Giving his team a needed jolt is an old habit for Oettinger, as the Lakeville, Minn. native has repeatedly backstopped his teams during championship runs. His bio is littered with stellar statistics from National Development teams of years past, winning a gold and a bronze medal along the way. He even backstopped his high school team to the State Championship game as a freshman in 2014. Since coming to college, his big games have grown into monumental ones.

A year ago, he brought the Terriers a goal away from the Frozen Four, and was a member of the goaltending trio that won gold with Team USA in the 2017 World Junior Championships. Highlighting his stellar playoff run last season was a 56-save performance against defending National Champion North Dakota in the West Regional Semifinal – a contest that was played in hostile territory just over an hour away from the Fighting Hawks’ campus.
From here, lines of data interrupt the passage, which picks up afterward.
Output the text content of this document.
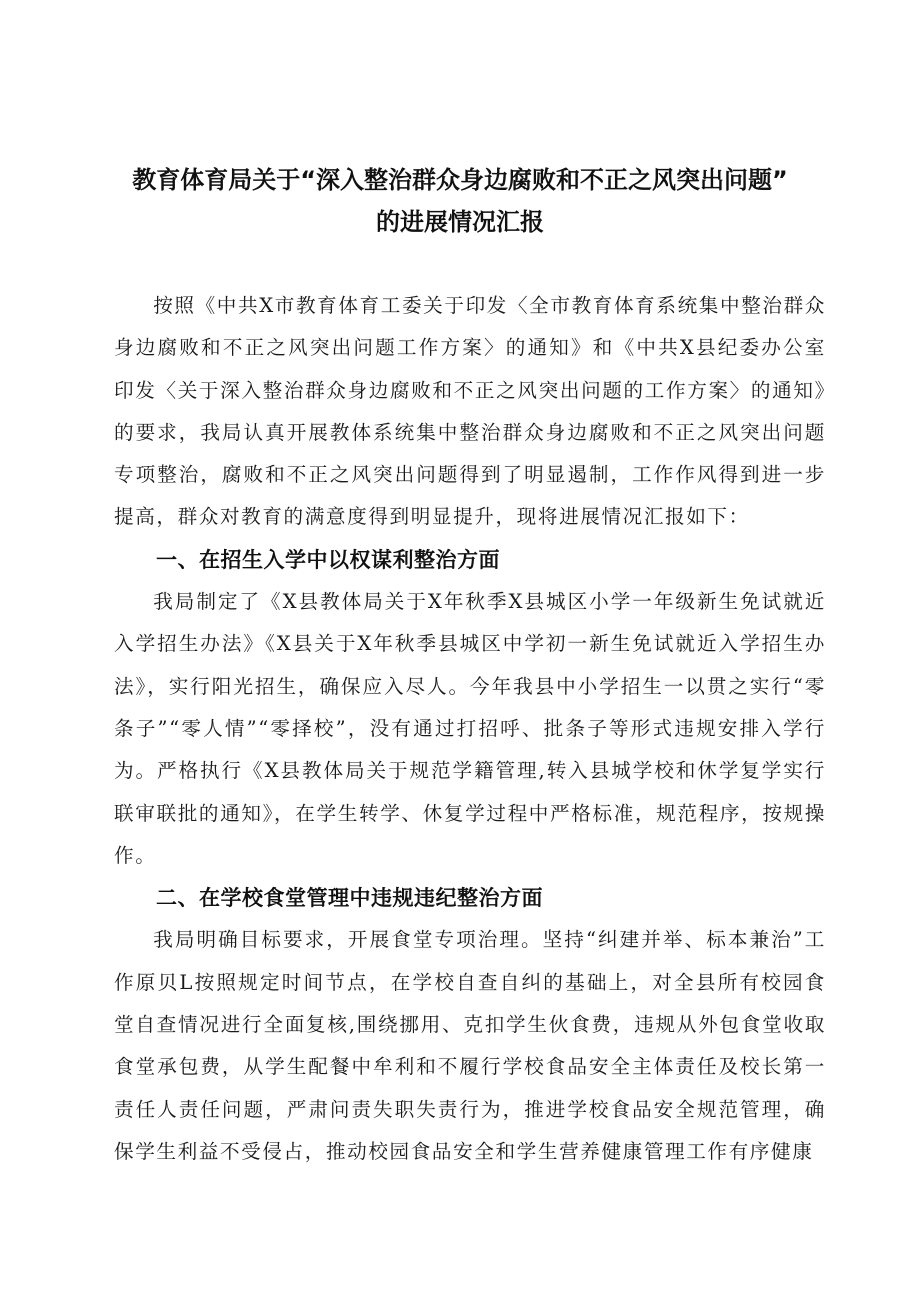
教育体育局关于“深入整治群众身边腐败和不正之风突出问题”
的进展情况汇报

按照《中共X市教育体育工委关于印发〈全市教育体育系统集中整治群众身边腐败和不正之风突出问题工作方案〉的通知》和《中共X县纪委办公室印发〈关于深入整治群众身边腐败和不正之风突出问题的工作方案〉的通知》的要求，我局认真开展教体系统集中整治群众身边腐败和不正之风突出问题专项整治，腐败和不正之风突出问题得到了明显遏制，工作作风得到进一步提高，群众对教育的满意度得到明显提升，现将进展情况汇报如下：

一、在招生入学中以权谋利整治方面

我局制定了《X县教体局关于X年秋季X县城区小学一年级新生免试就近入学招生办法》《X县关于X年秋季县城区中学初一新生免试就近入学招生办法》，实行阳光招生，确保应入尽人。今年我县中小学招生一以贯之实行“零条子”“零人情”“零择校”，没有通过打招呼、批条子等形式违规安排入学行为。严格执行《X县教体局关于规范学籍管理,转入县城学校和休学复学实行联审联批的通知》，在学生转学、休复学过程中严格标准，规范程序，按规操作。

二、在学校食堂管理中违规违纪整治方面

我局明确目标要求，开展食堂专项治理。坚持“纠建并举、标本兼治”工作原贝L按照规定时间节点，在学校自查自纠的基础上，对全县所有校园食堂自查情况进行全面复核,围绕挪用、克扣学生伙食费，违规从外包食堂收取食堂承包费，从学生配餐中牟利和不履行学校食品安全主体责任及校长第一责任人责任问题，严肃问责失职失责行为，推进学校食品安全规范管理，确保学生利益不受侵占，推动校园食品安全和学生营养健康管理工作有序健康
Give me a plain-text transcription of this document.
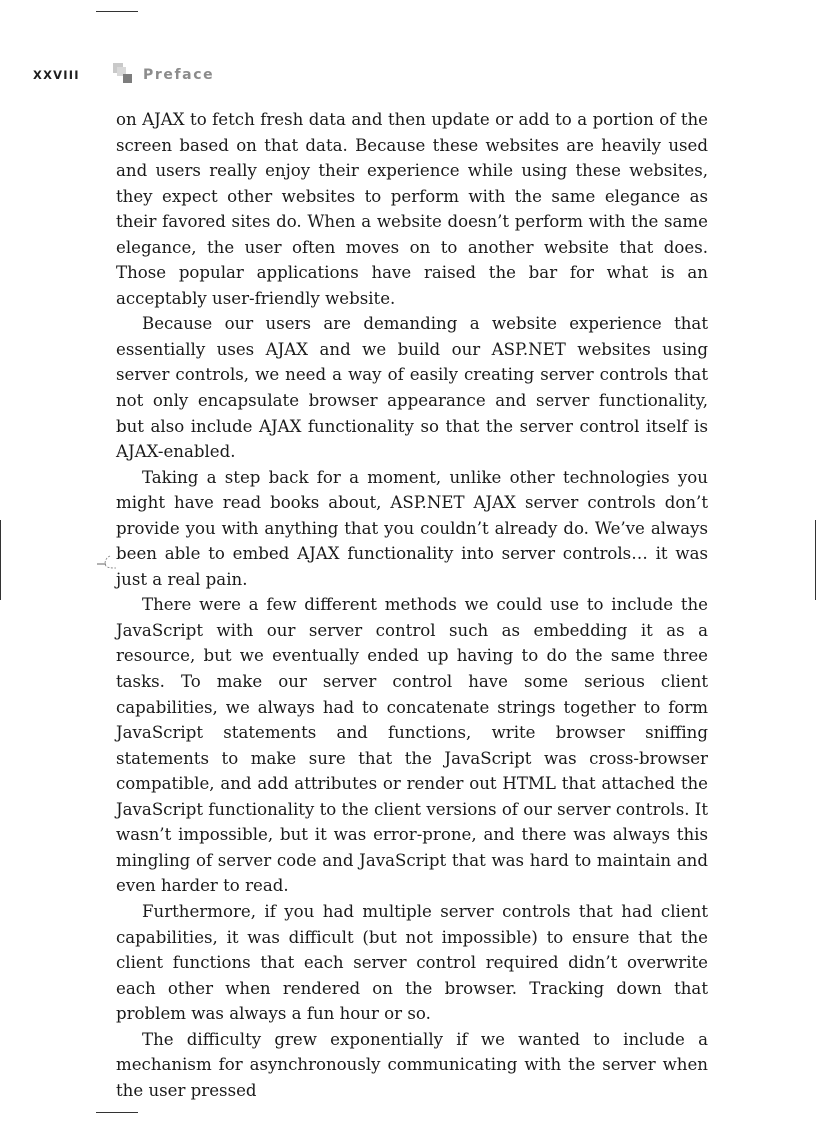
XXVIII	Preface

on AJAX to fetch fresh data and then update or add to a portion of the screen based on that data. Because these websites are heavily used and users really enjoy their experience while using these websites, they expect other websites to perform with the same elegance as their favored sites do. When a website doesn’t perform with the same elegance, the user often moves on to another website that does. Those popular applications have raised the bar for what is an acceptably user-friendly website.

Because our users are demanding a website experience that essentially uses AJAX and we build our ASP.NET websites using server controls, we need a way of easily creating server controls that not only encapsulate browser appearance and server functionality, but also include AJAX functionality so that the server control itself is AJAX-enabled.

Taking a step back for a moment, unlike other technologies you might have read books about, ASP.NET AJAX server controls don’t provide you with anything that you couldn’t already do. We’ve always been able to embed AJAX functionality into server controls… it was just a real pain.

There were a few different methods we could use to include the JavaScript with our server control such as embedding it as a resource, but we eventually ended up having to do the same three tasks. To make our server control have some serious client capabilities, we always had to concatenate strings together to form JavaScript statements and functions, write browser sniffing statements to make sure that the JavaScript was cross-browser compatible, and add attributes or render out HTML that attached the JavaScript functionality to the client versions of our server controls. It wasn’t impossible, but it was error-prone, and there was always this mingling of server code and JavaScript that was hard to maintain and even harder to read.

Furthermore, if you had multiple server controls that had client capabilities, it was difficult (but not impossible) to ensure that the client functions that each server control required didn’t overwrite each other when rendered on the browser. Tracking down that problem was always a fun hour or so.

The difficulty grew exponentially if we wanted to include a mechanism for asynchronously communicating with the server when the user pressed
In 2017-2018, Oettinger will look to add to his already polished résumé with even more hardware. The Terriers fell just short in all three of their biggest tournaments a year ago: falling in the Beanpot title game, dropping the Hockey East semifinal to their Comm Ave rivals, and being bested in overtime to eventual runner-up Minnesota-Duluth in the West Regional Final. With the opportunity to grab a Beanpot, a conference and a national title certainly within the Terriers’ grasp this season, Oettinger knows that he needs to be even better than the jaw-dropping freshman who captured the nation’s attention a year ago.

“There’s a lot of different things about my game,” Oettinger said. “But I think the biggest thing for me is just going to be consistency; and I’m just going to have to be a leader out there.”